ところがしんと静まったロッジにとり残された瞬間、眠気がどこかへ行ってしまった。

身体は眠る準備でほてってるのに、頭が冴えて、寝られる気がしない。


仕方なく、みんなを追いかけることにし、バスルームで乾かしていた水着を身に着ける。

シャーベットカラーの、スカートタイプのビキニだ。

真衣子の水着姿を思い出して、私はやっぱり幼稚でございます、としみじみしてしまう。


スレンダーな身体にぴたりと合った、白とブラウンのシンプルなビキニを着て出ていった真衣子。

まっすぐな黒髪をポニーテールにすると、きりっと活発でかっこよく、憧れるくらい可愛い。

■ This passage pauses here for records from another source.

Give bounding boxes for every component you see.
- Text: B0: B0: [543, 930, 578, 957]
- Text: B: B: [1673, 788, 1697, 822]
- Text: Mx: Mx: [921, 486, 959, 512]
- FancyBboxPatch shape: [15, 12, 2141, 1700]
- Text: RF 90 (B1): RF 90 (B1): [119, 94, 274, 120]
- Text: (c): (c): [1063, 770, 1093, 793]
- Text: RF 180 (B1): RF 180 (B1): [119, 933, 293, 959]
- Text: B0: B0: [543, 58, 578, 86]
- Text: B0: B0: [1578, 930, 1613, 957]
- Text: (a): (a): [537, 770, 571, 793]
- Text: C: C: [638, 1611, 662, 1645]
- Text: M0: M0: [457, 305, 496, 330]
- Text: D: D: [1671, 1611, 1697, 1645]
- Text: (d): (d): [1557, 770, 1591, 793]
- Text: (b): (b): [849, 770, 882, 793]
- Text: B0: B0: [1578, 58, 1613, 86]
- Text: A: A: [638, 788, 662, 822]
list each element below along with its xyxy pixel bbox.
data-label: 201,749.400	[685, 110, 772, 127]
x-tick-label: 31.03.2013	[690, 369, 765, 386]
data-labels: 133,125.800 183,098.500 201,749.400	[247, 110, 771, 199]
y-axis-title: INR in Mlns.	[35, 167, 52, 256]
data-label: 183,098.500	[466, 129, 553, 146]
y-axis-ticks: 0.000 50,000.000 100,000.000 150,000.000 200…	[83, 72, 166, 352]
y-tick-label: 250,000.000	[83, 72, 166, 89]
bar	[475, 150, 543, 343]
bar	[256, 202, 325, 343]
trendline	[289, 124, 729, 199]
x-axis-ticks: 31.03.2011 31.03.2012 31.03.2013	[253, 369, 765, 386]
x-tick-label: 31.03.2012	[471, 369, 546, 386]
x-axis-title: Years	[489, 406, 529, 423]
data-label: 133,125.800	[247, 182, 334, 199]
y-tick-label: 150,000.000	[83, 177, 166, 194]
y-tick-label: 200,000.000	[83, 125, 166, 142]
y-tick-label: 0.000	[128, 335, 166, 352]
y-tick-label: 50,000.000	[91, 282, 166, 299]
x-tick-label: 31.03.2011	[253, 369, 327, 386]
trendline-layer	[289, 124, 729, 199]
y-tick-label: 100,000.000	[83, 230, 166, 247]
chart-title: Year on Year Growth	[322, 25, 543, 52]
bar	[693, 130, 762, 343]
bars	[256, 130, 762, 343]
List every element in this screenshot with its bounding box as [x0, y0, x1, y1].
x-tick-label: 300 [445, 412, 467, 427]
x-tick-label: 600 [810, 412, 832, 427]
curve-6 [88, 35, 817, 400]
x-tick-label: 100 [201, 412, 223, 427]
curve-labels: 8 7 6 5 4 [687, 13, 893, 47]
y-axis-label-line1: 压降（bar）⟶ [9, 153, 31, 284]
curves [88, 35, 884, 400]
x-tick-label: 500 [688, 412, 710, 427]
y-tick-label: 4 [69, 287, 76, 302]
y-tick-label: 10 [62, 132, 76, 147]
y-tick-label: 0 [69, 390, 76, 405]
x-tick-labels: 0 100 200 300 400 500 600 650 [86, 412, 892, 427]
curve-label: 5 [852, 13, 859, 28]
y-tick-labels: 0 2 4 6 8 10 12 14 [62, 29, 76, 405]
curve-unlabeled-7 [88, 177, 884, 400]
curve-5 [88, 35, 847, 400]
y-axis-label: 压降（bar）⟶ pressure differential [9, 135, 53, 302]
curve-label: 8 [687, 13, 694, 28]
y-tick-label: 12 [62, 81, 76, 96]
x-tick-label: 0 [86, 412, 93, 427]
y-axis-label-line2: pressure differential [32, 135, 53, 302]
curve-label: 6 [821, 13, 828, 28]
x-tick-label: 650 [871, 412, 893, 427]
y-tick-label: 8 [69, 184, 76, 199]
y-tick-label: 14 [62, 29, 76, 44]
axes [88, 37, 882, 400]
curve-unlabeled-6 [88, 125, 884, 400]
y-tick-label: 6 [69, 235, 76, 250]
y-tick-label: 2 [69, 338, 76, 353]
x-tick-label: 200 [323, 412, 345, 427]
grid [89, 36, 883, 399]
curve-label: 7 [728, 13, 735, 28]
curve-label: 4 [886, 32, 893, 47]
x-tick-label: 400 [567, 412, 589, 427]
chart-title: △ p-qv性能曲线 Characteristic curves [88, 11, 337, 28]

ひとつに結うとボリュームが出すぎて、髪に引っぱられているような気になってしまう私は、ふたつに分けて耳の下で結わえ。

あー子供、と鏡に向かってため息をついた。



薄手の白いパーカーを羽織って、砂浜までの道をくだるうち、ちょっと脇道に入ってみようと思いついた。

砂浜の直前を折れて、丘のふもとに沿って歩く。

今日もよく晴れて、気持ちいい。

日焼け止めは欠かさなかったけど、さすがに少し焼けたな、と素足を見おろしながら考える。


兄が家にいた頃は、毎年必ず家族全員で旅行に行った。

国内の時もあったし、海外の時もあった。

父が休みに融通の利く立場になってからは、現地のコンドミニアムで、二週間くらい自炊生活をすることもあった。

海辺の都市も、辺境の山岳地帯も行った。


兄が忙しくなり、私も高校生になると、そんな機会はぐんと減り、祖父母をつれて軽く遠出するくらいになって。

いつしか、そんなふうに家族で時間を過ごすことは、まったくなくなっていたことに、今ごろ気づく。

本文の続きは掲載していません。